Poster 196

by in  Poster Session 3


Comparison of Immediate and Long-Term Outcomes in Basic Exotropia Treated with and without Adjustable Suture Strabismus Surgery

Majid Rouhbakhshzaeri, MD; In Ae Jang; Mehmet C. Mocan; Nathalie Azar
University of Illinois at Chicago, Department of Ophthalmology
Chicago, IL


Introduction: The purpose of this clinical study was to evaluate the immediate and long-term postoperative anatomic and functional outcomes of non-adjustable versus adjustable suture strabismus surgery in basic exotropia.

Methods: Patients with the diagnosis of basic exotropia whose near-distance disparities were within 10 prism diopters (PD) and who underwent surgical correction were included in the study. Clinical data including pre- and post-operative alignments at near and distance fixation were included in analysis. All patients who underwent adjustable suture surgery were left with a small angle (4-6PD) esodeviation at distance immediately following adjustment. The target alignments for non-adjustable group were based on standard surgical tables. Post-operative success was defined as alignment within 8 PD at the end of 6 months of follow-up.

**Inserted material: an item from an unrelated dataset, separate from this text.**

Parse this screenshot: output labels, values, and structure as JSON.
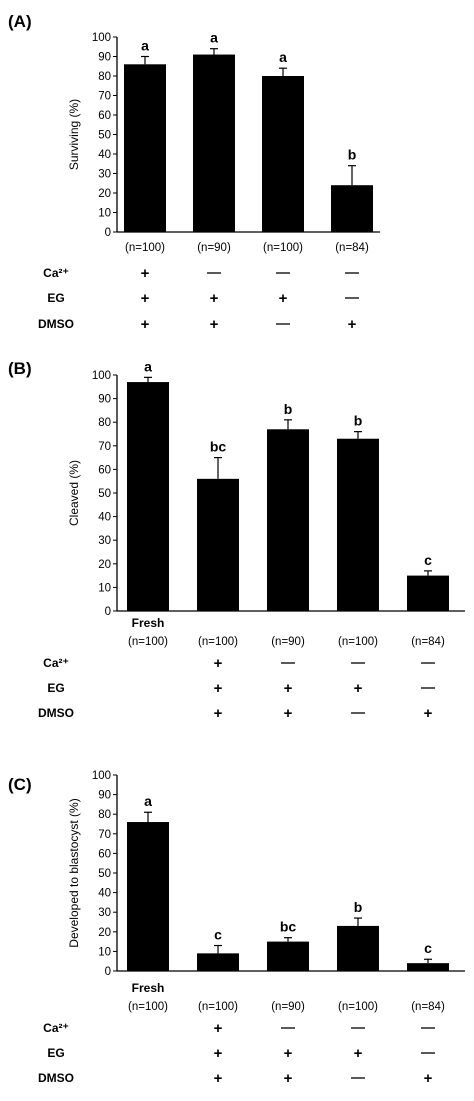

Results: The overall success rate at the end of 6 months follow-up was 62.8% for adjustable suture group (n=34) and 66.6% for non-adjustable group (n=35) (p=0.749). The mean pre-operative distance deviation for the adjustable and the non-adjustable group was 40.5±19.9 PD and 34.0±12.5, respectively (p=0.116). The mean postoperative deviations at distance for patients who underwent adjustable versus non-adjustable suture were 6.9±9.2 PD and 6.6±10.1 PD, respectively (p=0.884).

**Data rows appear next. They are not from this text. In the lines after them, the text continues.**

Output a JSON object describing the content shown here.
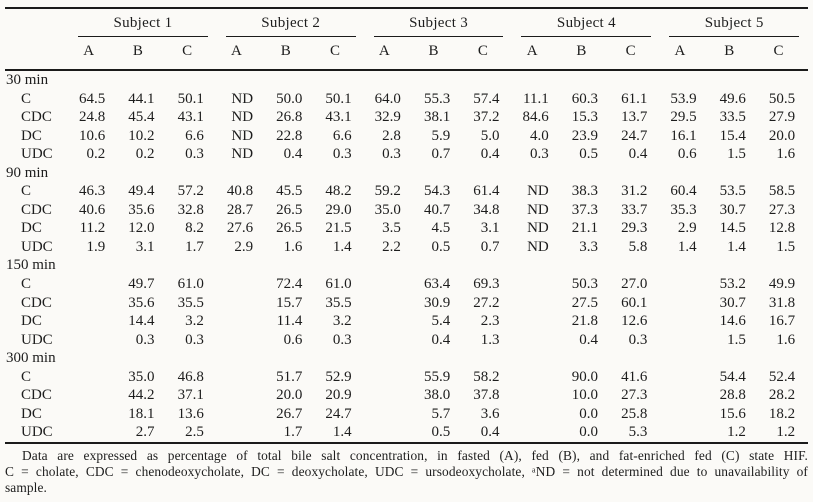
{
  "table": {
    "subjects": [
      "Subject 1",
      "Subject 2",
      "Subject 3",
      "Subject 4",
      "Subject 5"
    ],
    "subcolumns": [
      "A",
      "B",
      "C"
    ],
    "groups": [
      {
        "label": "30 min",
        "rows": [
          {
            "label": "C",
            "values": [
              "64.5",
              "44.1",
              "50.1",
              "ND",
              "50.0",
              "50.1",
              "64.0",
              "55.3",
              "57.4",
              "11.1",
              "60.3",
              "61.1",
              "53.9",
              "49.6",
              "50.5"
            ]
          },
          {
            "label": "CDC",
            "values": [
              "24.8",
              "45.4",
              "43.1",
              "ND",
              "26.8",
              "43.1",
              "32.9",
              "38.1",
              "37.2",
              "84.6",
              "15.3",
              "13.7",
              "29.5",
              "33.5",
              "27.9"
            ]
          },
          {
            "label": "DC",
            "values": [
              "10.6",
              "10.2",
              "6.6",
              "ND",
              "22.8",
              "6.6",
              "2.8",
              "5.9",
              "5.0",
              "4.0",
              "23.9",
              "24.7",
              "16.1",
              "15.4",
              "20.0"
            ]
          },
          {
            "label": "UDC",
            "values": [
              "0.2",
              "0.2",
              "0.3",
              "ND",
              "0.4",
              "0.3",
              "0.3",
              "0.7",
              "0.4",
              "0.3",
              "0.5",
              "0.4",
              "0.6",
              "1.5",
              "1.6"
            ]
          }
        ]
      },
      {
        "label": "90 min",
        "rows": [
          {
            "label": "C",
            "values": [
              "46.3",
              "49.4",
              "57.2",
              "40.8",
              "45.5",
              "48.2",
              "59.2",
              "54.3",
              "61.4",
              "ND",
              "38.3",
              "31.2",
              "60.4",
              "53.5",
              "58.5"
            ]
          },
          {
            "label": "CDC",
            "values": [
              "40.6",
              "35.6",
              "32.8",
              "28.7",
              "26.5",
              "29.0",
              "35.0",
              "40.7",
              "34.8",
              "ND",
              "37.3",
              "33.7",
              "35.3",
              "30.7",
              "27.3"
            ]
          },
          {
            "label": "DC",
            "values": [
              "11.2",
              "12.0",
              "8.2",
              "27.6",
              "26.5",
              "21.5",
              "3.5",
              "4.5",
              "3.1",
              "ND",
              "21.1",
              "29.3",
              "2.9",
              "14.5",
              "12.8"
            ]
          },
          {
            "label": "UDC",
            "values": [
              "1.9",
              "3.1",
              "1.7",
              "2.9",
              "1.6",
              "1.4",
              "2.2",
              "0.5",
              "0.7",
              "ND",
              "3.3",
              "5.8",
              "1.4",
              "1.4",
              "1.5"
            ]
          }
        ]
      },
      {
        "label": "150 min",
        "rows": [
          {
            "label": "C",
            "values": [
              "",
              "49.7",
              "61.0",
              "",
              "72.4",
              "61.0",
              "",
              "63.4",
              "69.3",
              "",
              "50.3",
              "27.0",
              "",
              "53.2",
              "49.9"
            ]
          },
          {
            "label": "CDC",
            "values": [
              "",
              "35.6",
              "35.5",
              "",
              "15.7",
              "35.5",
              "",
              "30.9",
              "27.2",
              "",
              "27.5",
              "60.1",
              "",
              "30.7",
              "31.8"
            ]
          },
          {
            "label": "DC",
            "values": [
              "",
              "14.4",
              "3.2",
              "",
              "11.4",
              "3.2",
              "",
              "5.4",
              "2.3",
              "",
              "21.8",
              "12.6",
              "",
              "14.6",
              "16.7"
            ]
          },
          {
            "label": "UDC",
            "values": [
              "",
              "0.3",
              "0.3",
              "",
              "0.6",
              "0.3",
              "",
              "0.4",
              "1.3",
              "",
              "0.4",
              "0.3",
              "",
              "1.5",
              "1.6"
            ]
          }
        ]
      },
      {
        "label": "300 min",
        "rows": [
          {
            "label": "C",
            "values": [
              "",
              "35.0",
              "46.8",
              "",
              "51.7",
              "52.9",
              "",
              "55.9",
              "58.2",
              "",
              "90.0",
              "41.6",
              "",
              "54.4",
              "52.4"
            ]
          },
          {
            "label": "CDC",
            "values": [
              "",
              "44.2",
              "37.1",
              "",
              "20.0",
              "20.9",
              "",
              "38.0",
              "37.8",
              "",
              "10.0",
              "27.3",
              "",
              "28.8",
              "28.2"
            ]
          },
          {
            "label": "DC",
            "values": [
              "",
              "18.1",
              "13.6",
              "",
              "26.7",
              "24.7",
              "",
              "5.7",
              "3.6",
              "",
              "0.0",
              "25.8",
              "",
              "15.6",
              "18.2"
            ]
          },
          {
            "label": "UDC",
            "values": [
              "",
              "2.7",
              "2.5",
              "",
              "1.7",
              "1.4",
              "",
              "0.5",
              "0.4",
              "",
              "0.0",
              "5.3",
              "",
              "1.2",
              "1.2"
            ]
          }
        ]
      }
    ]
  },
  "footnote": {
    "lines": [
      "Data are expressed as percentage of total bile salt concentration, in fasted (A), fed (B), and fat-enriched fed (C) state HIF.",
      "C = cholate, CDC = chenodeoxycholate, DC = deoxycholate, UDC = ursodeoxycholate, ᵃND = not determined due to unavailability of",
      "sample."
    ]
  },
  "colors": {
    "background": "#fbfaf7",
    "text": "#1d1d1d",
    "rule": "#1b1b1b"
  }
}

Discussion: Our results reveal that, in patients with basic type of exotropia, adjustable and non-adjustable suture surgeries have similar success rates at the end of the initial 6 month follow-up period following successful surgical alignment.

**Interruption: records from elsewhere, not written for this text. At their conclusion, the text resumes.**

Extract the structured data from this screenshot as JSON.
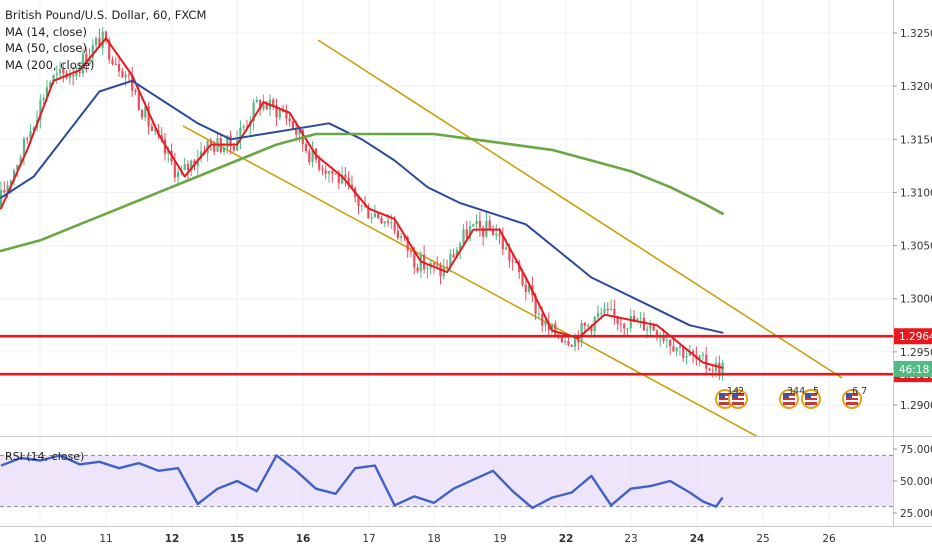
{
  "chart_data": [
    {
      "type": "candlestick",
      "title": "British Pound/U.S. Dollar, 60, FXCM",
      "indicators": [
        "MA (14, close)",
        "MA (50, close)",
        "MA (200, close)"
      ],
      "ylim": [
        1.2875,
        1.3262
      ],
      "x_ticks": [
        "10",
        "11",
        "12",
        "15",
        "16",
        "17",
        "18",
        "19",
        "22",
        "23",
        "24",
        "25",
        "26"
      ],
      "y_ticks": [
        "1.32500",
        "1.32000",
        "1.31500",
        "1.31000",
        "1.30500",
        "1.30000",
        "1.29500",
        "1.29000"
      ],
      "price_labels": [
        {
          "text": "1.29647",
          "value": 1.29647,
          "kind": "level"
        },
        {
          "text": "1.29290",
          "value": 1.2929,
          "kind": "level"
        },
        {
          "text": "46:18",
          "value": 1.2933,
          "kind": "countdown"
        }
      ],
      "horizontal_levels": [
        1.29647,
        1.2929
      ],
      "series": [
        {
          "name": "MA (14, close)",
          "color": "#e8191e",
          "x": [
            0,
            8,
            16,
            24,
            32,
            40,
            48,
            56,
            64,
            72,
            80,
            88,
            96,
            104,
            112,
            120,
            128,
            136,
            144,
            152,
            160,
            168,
            176,
            184,
            192,
            200,
            208,
            214,
            220
          ],
          "y": [
            1.3085,
            1.314,
            1.3205,
            1.3215,
            1.3245,
            1.321,
            1.3155,
            1.3115,
            1.3145,
            1.3145,
            1.3185,
            1.3175,
            1.3135,
            1.3115,
            1.3085,
            1.3075,
            1.3035,
            1.3025,
            1.3065,
            1.3065,
            1.302,
            1.297,
            1.2963,
            1.2985,
            1.298,
            1.2975,
            1.2955,
            1.294,
            1.2935
          ]
        },
        {
          "name": "MA (50, close)",
          "color": "#2b4a9e",
          "x": [
            0,
            10,
            20,
            30,
            40,
            50,
            60,
            70,
            80,
            90,
            100,
            110,
            120,
            130,
            140,
            150,
            160,
            170,
            180,
            190,
            200,
            210,
            220
          ],
          "y": [
            1.3095,
            1.3115,
            1.3155,
            1.3195,
            1.3205,
            1.3185,
            1.3165,
            1.315,
            1.3155,
            1.316,
            1.3165,
            1.315,
            1.313,
            1.3105,
            1.309,
            1.308,
            1.307,
            1.3045,
            1.302,
            1.3005,
            1.299,
            1.2975,
            1.2968
          ]
        },
        {
          "name": "MA (200, close)",
          "color": "#6aa742",
          "x": [
            0,
            12,
            24,
            36,
            48,
            60,
            72,
            84,
            96,
            108,
            120,
            132,
            144,
            156,
            168,
            180,
            192,
            204,
            214,
            220
          ],
          "y": [
            1.3045,
            1.3055,
            1.307,
            1.3085,
            1.31,
            1.3115,
            1.313,
            1.3145,
            1.3155,
            1.3155,
            1.3155,
            1.3155,
            1.315,
            1.3145,
            1.314,
            1.313,
            1.312,
            1.3105,
            1.309,
            1.308
          ]
        }
      ]
    },
    {
      "type": "line",
      "title": "RSI (14, close)",
      "ylim": [
        20,
        78
      ],
      "y_ticks": [
        "75.0000",
        "50.0000",
        "25.0000"
      ],
      "band": [
        30,
        70
      ],
      "series": [
        {
          "name": "RSI (14, close)",
          "color": "#3f62c4",
          "x": [
            0,
            6,
            12,
            18,
            24,
            30,
            36,
            42,
            48,
            54,
            60,
            66,
            72,
            78,
            84,
            90,
            96,
            102,
            108,
            114,
            120,
            126,
            132,
            138,
            144,
            150,
            156,
            162,
            168,
            174,
            180,
            186,
            192,
            198,
            204,
            210,
            214,
            218,
            220
          ],
          "y": [
            62,
            68,
            66,
            70,
            63,
            65,
            60,
            64,
            58,
            60,
            32,
            44,
            50,
            42,
            70,
            58,
            44,
            40,
            60,
            62,
            31,
            38,
            33,
            44,
            51,
            58,
            42,
            29,
            37,
            41,
            54,
            31,
            44,
            46,
            50,
            41,
            34,
            30,
            37
          ]
        }
      ]
    }
  ]
}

Conclusion: Successful alignment is achieved in two thirds of patients with basic exotropia at the end of 6 months postoperative follow-up.

References: 1. Govindan M, Mohney BG, Diehl NN, et al. Incidence and types of childhood exotropia. Ophthalmology 2005; 112:104-108.
2. Choi J, Kim SJ, Yu YS. Initial postoperative deviation as a predictor of long-term outcome after surgery for intermittent exotropia. J AAPOS. 2011;15(3):224-229.
3. Mireskandari K, Schofield J, Cotesta M, Stephens D, Kraft SP. Achieving postoperative target range increases success of strabismus surgery in adults: a case for adjustable sutures? Br J Ophthalmol.|2015 Dec;99(12):1697-701.